Groenewegen, Viviani and Ewan are obvious contenders on this sprinter's stage, writes Jack Houghton, but what will they have left after the Pyrenees?
"Although seemingly flat, there is an uncategorised climb 17km out from the finish. This is a potential soloist's dream..."
What's the stage like?
On the face of it, a short stage (at only 177km) that should provide sprinters with their last chance of glory before they get to wrap up the Tour on the Champs-Élysées in Paris on Sunday.
It only has one categorised climb, coming midway through the stage, and the final kilometres are slightly downhill.
However, there are a couple of potential complications. First, at the time of writing, the forecast is for mild southerly winds, but if these pick up, there is the possibility of seeing breaks in the peloton again, as we saw on Stage 10.
Second, although seemingly flat, there is an uncategorised climb 17km out from the finish. This is a potential soloist's dream, who might make a bid for individual glory over the top. At the very least, it's a point where anyone who has designs on contesting the final sprint will need to be wary of getting detached.

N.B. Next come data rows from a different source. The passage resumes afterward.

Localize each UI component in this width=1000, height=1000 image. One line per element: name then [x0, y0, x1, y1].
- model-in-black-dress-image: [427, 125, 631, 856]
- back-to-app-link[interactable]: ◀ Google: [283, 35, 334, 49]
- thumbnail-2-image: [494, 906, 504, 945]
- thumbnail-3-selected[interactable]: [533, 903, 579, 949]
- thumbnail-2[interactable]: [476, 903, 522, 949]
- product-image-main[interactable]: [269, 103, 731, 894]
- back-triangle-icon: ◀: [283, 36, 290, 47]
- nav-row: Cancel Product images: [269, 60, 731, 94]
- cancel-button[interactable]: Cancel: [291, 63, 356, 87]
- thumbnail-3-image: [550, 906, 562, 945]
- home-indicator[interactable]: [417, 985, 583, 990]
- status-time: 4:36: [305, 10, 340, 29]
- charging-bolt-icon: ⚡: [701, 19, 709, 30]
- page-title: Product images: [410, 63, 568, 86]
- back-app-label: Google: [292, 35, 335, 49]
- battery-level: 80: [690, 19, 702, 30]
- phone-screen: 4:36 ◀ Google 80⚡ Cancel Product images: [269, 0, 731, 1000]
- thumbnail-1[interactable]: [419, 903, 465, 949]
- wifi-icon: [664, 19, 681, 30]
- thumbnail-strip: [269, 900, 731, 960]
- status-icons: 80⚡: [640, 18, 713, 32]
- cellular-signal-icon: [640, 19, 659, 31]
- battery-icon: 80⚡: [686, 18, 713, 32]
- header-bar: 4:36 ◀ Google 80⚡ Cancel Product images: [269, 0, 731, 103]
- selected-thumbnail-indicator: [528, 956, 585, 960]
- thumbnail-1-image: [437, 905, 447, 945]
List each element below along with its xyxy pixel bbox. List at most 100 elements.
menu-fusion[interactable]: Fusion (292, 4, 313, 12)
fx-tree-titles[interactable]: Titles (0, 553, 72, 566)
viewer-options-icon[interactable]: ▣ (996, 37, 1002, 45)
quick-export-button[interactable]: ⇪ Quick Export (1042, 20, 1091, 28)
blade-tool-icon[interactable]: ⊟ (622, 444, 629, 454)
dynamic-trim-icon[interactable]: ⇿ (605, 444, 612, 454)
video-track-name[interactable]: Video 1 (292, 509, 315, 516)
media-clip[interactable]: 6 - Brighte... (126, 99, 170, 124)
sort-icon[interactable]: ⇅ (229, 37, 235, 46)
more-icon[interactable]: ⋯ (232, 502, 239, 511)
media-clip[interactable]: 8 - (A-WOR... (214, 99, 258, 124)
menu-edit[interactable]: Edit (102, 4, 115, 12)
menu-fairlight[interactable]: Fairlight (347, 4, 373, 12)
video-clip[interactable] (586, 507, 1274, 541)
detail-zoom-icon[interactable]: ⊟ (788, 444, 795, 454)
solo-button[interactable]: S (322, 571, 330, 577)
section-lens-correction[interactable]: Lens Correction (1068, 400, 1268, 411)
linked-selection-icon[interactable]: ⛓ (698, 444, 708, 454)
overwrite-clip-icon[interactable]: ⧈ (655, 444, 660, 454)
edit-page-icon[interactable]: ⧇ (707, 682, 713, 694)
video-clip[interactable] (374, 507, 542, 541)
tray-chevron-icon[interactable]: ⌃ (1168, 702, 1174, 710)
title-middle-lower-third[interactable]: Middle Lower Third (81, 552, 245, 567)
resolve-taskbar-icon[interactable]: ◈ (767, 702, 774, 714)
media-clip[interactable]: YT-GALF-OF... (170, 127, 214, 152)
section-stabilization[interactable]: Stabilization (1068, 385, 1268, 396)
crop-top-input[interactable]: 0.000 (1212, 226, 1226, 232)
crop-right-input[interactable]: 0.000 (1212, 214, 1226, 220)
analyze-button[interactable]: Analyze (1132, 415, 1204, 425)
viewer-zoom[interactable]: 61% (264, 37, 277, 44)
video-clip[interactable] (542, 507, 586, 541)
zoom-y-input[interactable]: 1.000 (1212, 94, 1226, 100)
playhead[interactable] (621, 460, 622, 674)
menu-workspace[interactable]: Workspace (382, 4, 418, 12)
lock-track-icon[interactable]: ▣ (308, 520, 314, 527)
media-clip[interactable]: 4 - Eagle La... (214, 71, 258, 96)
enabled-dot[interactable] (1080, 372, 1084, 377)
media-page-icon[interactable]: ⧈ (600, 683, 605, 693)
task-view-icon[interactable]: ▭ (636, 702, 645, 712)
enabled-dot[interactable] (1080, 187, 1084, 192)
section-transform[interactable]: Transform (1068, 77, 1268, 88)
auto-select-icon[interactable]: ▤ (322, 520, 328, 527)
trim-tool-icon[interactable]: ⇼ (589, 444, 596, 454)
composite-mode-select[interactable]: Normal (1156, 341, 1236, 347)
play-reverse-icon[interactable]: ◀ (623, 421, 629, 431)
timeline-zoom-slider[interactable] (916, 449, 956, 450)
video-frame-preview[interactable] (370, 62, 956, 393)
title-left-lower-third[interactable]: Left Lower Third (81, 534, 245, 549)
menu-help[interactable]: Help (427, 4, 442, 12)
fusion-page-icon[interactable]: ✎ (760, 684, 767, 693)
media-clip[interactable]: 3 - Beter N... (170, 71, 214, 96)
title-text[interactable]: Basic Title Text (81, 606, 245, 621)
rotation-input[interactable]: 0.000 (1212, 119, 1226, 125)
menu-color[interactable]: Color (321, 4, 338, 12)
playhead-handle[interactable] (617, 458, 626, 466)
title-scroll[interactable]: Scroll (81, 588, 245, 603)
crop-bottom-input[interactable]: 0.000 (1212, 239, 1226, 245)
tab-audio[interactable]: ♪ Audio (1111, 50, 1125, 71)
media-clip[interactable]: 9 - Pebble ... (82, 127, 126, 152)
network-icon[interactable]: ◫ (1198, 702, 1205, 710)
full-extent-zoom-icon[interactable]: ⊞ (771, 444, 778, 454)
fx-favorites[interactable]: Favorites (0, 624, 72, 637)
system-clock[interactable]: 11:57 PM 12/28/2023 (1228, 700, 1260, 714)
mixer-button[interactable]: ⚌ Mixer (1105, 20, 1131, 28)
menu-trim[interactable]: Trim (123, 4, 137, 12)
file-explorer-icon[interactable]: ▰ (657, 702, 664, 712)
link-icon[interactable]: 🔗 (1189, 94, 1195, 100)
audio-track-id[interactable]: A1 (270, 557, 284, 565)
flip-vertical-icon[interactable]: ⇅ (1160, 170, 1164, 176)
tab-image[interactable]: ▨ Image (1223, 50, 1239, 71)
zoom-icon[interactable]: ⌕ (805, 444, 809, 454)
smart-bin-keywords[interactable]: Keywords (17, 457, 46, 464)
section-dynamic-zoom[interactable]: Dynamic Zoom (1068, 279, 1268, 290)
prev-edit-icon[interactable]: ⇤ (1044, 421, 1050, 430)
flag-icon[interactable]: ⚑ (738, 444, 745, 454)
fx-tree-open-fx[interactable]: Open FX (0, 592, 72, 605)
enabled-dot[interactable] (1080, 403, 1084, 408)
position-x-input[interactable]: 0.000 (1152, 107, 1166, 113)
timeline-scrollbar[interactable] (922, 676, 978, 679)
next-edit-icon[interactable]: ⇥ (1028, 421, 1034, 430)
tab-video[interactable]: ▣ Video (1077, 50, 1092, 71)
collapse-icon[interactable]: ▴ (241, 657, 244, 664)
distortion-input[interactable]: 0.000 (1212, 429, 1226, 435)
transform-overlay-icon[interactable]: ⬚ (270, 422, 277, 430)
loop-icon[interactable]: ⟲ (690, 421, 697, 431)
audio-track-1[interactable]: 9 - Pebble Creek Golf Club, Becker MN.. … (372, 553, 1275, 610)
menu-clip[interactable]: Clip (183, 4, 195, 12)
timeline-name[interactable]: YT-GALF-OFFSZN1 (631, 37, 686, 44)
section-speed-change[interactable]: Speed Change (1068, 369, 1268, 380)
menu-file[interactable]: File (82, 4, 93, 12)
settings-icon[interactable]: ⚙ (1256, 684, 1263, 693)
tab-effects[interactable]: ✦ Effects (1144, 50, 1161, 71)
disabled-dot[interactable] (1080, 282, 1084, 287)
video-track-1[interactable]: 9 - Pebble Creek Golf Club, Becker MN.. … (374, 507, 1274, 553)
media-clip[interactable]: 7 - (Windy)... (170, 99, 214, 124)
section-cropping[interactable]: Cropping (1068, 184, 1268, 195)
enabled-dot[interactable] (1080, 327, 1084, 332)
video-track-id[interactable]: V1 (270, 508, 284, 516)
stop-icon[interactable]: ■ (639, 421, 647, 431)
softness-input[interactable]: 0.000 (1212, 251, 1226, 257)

In the rolling tourist-board infomercial that is the tour de France, this stage will see the peloton cross the Roman aqueduct, the Pont du Gard, which has been closed to traffic for 20 years.
Who are the favourites?
The three best sprinters in the race have been Dylan Groenewegen ([2.88]), Caleb Ewan ([4.00]) and Elia Viviani ([5.50]), and the obvious call is to focus on this trio as the most likely stage winners.
There is a danger in assuming that form from the start of the Tour will easily translate at this late stage, though. Riders have now traversed three mountain ranges, and this stage may be as much about which of the trio has best survived life in the grupetto and have something left to give.
It's also worth bearing in mind that Groenewegen and Viviani are both in teams with GC ambitions, so it's likely that their sprint trains will be diminished, as riders are saved to marshal Steven Kruijswijk and Julian Alaphilippe through the punishing alpine stages to come.
Caleb Ewan is therefore favoured from this trio.
Who are the most likely outsiders?
In the event of crosswinds, or the split loyalties of the sprint teams meaning a breakaway is allowed too much of an advantage, it is possible that we'll see a surprise winner here.
It's also worth keeping an eye on the puncheurs - Greg van Avermaet, Peter Sagan and Michael Matthews - who could use that final uncategorised climb to catapult themselves to a solo win.
Most likely, though, is that a sprinter will take this, and the value bet is Alexander Kristoff at around [18.00]. He seems to cope best with the cumulative fatigue of a three-week Tour, often having his best results in the closing days. He won in Nimes in 2014 late on, and picked up the final sprint in Paris last year.
What effect will the stage have on the overall markets?
If the crosswinds are a factor, we could see gaps among the Yellow Jersey contenders as we did on Stage 10. However, it's more likely that - crashes aside - this will be a quiet day in the GC as riders ready themselves for the Alps to come.
In the Points Competition, expect Peter Sagan to put the contest mathematically out of reach for the other riders by placing highly in the intermediate and final sprints.